C’est des luttes qu’ils ont quand même réussi à s’approprier, mais sinon pas dans les mouvements ouvriers. On peut retrouver des espèces de fachos qui vont essayer de s’impliquer dans leur syndicat, mais ça reste des cas isolés, y a pas de mouvement organisé au niveau populaire, ouvrier. Ce qu’on a pu voir récemment, avec les fachos conspirationnistes, avec la pandémie : ils se sont grandement développés, avec la lutte contre les mesures sanitaires. Ce qu’on a pu voir de leur côté, c’est une alliance avec des gens qui étaient plus historiquement de gauche, qui étaient plus sur les médecines alternatives, qui ont réussi à être ramenées dans le giron de l’extrême droite via la lutte contre les mesures sanitaires.
Ils ont aussi fait quelques initiatives, plutôt autour de ce qu’on appelle chez nous les groupes communautaires : par exemple des distributions de sandwichs, mais au jambon, pour être certains que les musulmans puissent pas en manger, ou des distributions de nourriture aux sans-abris. On a vu ça un petit peu, mais ça reste très marginal, globalement c’est pas quelque chose qu’ils réussissent bien à faire de s’approprier.

B : au niveau punk et groupes de musique, ils réussissent pas. C’est assez clair. On a un exemple concret, c’est pas de l’extrême droite, c’est le terme "fence worker", c’est un terme qui est utilisé pour dire "t’as un pied à gauche, un pied à droite", ça ne passe pas.
Une anecdote : un groupe de la ville de Québec, qui s’appelle RAW (Rock Against Wokism) a essayé de perçer : ça n’a pas du tout marché. Ils se sont fait mettre des bâtons dans les roues dès le départ, ce groupe là a était tué dans l’oeuf. Ils ont réussi à faire un concert, tous les autres ont été annulés. Ces dernières années, dans la scène contre-culturelle, c’est le plus poussé qu’on ait eu. T’entendais leur discours, c’est du Trump, quand ton band s’appelle Rock Against Wokisme, ça en dit long..

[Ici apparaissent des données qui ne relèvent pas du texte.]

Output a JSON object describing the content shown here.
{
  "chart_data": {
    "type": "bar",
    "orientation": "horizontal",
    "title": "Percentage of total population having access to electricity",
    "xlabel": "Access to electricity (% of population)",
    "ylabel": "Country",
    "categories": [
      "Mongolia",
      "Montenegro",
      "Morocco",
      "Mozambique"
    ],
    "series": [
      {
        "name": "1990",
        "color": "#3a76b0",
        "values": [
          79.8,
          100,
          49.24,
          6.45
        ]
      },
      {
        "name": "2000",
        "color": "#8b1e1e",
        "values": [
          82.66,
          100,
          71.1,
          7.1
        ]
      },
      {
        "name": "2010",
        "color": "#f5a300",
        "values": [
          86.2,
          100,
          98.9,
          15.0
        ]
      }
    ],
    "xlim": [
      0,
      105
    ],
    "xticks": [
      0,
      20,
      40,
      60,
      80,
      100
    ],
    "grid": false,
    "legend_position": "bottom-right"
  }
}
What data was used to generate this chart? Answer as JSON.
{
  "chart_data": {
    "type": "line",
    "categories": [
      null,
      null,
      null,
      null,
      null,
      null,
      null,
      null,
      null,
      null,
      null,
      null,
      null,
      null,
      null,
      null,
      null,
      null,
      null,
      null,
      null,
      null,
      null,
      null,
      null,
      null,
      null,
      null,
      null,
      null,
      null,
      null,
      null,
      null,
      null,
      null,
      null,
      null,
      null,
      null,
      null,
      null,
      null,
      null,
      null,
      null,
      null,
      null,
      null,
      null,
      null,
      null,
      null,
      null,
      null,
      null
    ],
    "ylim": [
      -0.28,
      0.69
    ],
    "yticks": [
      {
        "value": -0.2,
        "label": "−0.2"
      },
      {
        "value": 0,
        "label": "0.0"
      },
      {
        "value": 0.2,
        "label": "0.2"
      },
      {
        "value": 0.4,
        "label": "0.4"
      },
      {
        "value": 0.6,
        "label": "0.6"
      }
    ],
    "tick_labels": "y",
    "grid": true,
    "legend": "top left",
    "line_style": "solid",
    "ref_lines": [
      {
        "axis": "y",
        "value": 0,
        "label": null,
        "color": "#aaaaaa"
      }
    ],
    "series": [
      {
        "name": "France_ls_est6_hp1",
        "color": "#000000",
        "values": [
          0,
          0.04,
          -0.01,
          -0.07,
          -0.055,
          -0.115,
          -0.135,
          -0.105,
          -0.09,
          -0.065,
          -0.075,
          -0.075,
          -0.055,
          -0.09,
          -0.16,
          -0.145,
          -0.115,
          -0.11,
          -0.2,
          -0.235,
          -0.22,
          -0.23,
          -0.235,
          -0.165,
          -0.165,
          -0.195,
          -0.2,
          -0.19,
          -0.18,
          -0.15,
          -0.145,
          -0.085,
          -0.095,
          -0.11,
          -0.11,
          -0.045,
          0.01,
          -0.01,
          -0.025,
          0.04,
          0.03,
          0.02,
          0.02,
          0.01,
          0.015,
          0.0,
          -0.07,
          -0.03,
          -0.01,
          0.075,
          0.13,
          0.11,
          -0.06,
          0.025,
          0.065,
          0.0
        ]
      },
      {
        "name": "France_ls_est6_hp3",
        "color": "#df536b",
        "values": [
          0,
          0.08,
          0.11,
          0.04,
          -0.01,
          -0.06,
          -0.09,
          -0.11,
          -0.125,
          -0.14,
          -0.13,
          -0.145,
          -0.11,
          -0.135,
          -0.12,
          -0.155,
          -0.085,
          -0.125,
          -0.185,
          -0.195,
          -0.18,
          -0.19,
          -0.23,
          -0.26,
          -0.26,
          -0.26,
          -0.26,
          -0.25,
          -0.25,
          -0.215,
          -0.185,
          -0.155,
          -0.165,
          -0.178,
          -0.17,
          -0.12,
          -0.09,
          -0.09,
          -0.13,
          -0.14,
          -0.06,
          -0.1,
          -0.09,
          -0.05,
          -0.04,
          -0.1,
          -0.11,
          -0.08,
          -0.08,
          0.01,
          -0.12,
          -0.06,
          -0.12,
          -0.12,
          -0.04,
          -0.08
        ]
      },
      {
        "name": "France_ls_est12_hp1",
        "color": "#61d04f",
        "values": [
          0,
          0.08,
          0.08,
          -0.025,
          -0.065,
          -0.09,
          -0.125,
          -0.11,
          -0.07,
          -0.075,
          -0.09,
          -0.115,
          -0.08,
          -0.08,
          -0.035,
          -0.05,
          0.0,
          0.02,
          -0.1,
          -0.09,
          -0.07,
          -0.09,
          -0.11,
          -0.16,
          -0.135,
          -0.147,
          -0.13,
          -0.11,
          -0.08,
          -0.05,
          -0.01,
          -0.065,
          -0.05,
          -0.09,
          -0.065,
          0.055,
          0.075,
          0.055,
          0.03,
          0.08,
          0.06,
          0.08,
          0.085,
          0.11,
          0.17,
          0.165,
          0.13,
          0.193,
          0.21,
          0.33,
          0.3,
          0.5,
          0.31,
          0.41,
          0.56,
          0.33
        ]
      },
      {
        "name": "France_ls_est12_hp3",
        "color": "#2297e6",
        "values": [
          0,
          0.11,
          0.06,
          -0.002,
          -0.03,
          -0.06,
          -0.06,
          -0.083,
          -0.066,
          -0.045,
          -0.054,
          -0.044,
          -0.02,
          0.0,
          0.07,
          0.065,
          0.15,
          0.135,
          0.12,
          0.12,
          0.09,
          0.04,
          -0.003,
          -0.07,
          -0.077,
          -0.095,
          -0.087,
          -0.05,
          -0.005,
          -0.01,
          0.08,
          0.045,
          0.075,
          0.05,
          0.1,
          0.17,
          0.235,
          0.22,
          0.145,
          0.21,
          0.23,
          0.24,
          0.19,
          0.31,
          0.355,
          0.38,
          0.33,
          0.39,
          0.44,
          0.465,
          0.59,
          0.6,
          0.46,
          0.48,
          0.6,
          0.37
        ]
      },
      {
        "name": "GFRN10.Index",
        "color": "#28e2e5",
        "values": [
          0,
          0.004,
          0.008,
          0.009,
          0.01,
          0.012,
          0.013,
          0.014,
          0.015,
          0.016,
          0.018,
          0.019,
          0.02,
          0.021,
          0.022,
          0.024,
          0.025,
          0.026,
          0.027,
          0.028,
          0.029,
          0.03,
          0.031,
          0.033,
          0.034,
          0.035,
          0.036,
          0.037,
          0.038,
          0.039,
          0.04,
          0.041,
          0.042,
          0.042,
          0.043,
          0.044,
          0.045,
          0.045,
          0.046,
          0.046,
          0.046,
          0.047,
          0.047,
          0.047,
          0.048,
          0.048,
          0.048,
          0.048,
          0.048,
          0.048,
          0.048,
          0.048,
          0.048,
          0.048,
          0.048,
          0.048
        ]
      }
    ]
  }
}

M : je viens de la scène hardcore de Montréal, qui historiquement était assez apolitique, s’intéressait pas particulièrement aux luttes sociales. Dernièrement, avec ce groupe là, ça a confirmé une prise de position claire contre la droite, contre la discrimination. Ça s’est beaucoup passé sur les réseaux sociaux, mais ils ont été rabroués de belles façons. Ils ont réussi à faire un spectacle puis ont essayé d’aller chercher des appuis, mais ça n’a pas fonctionné, dans une scène qui à l’époque aurait pu balayer ça de la main et s’en foutre un peu. J’étais vraiment content de voir ça. Dans la scène hardcore, y a beaucoup de femmes qui ont fait un travail extraordinaire sur les questions des luttes sociales, de la place des femmes et des politiques de gauche à Montréal et dans tout le Québec. Des choses comme ça maintenant ne sont plus passés sous silence. A l’époque y avait des gens qui auraient pas été d’accords, mais qui auraient pas eu le soutien suffisant pour les écarter complétement : c’était vraiment plaisant d’être témoin de ça. Ça réussit pas dans le punk.
À une certaine époque y avait Légitimé Violence, du RAC bien québecois.

B : d’ailleurs y avait un membre de Légitime Violence dans RAW

E : au Québec ils (Légitime Violence) ont jamais réussi à tenir des concerts à plus de 60 personnes, mais à l’international ils étaient connus partout. La plupart des gens qui venaient à leur concert venaient de New York ou d’autres communautés fafs, y avait personne dans leur concert au Québec.

M : ça se passait dans des endroits tenus secret..

B : ..avec révélation de l’adresse à la dernière heure avant le concert..

M : ..jamais rien de public, ils sont souvent restés dans la crainte d’une descente. Dans la scène punk/oi ! ça a jamais fonctionné, en tous cas dans les 20 dernières années.

B : et ça va continuer comme ça !

E : à Montréal en particulier, mais au Québec aussi, y a toujours eu un fort mouvement antifasciste. Depuis les années 80, avec les Béruriers Noirs, ça a créé chez nous une vraie tendance antifasciste radicale, qui, encore aujourd’hui, continuer de se maintenir : y a toujours eu opposition à l’extrême droite depuis les 30/40 dernières années.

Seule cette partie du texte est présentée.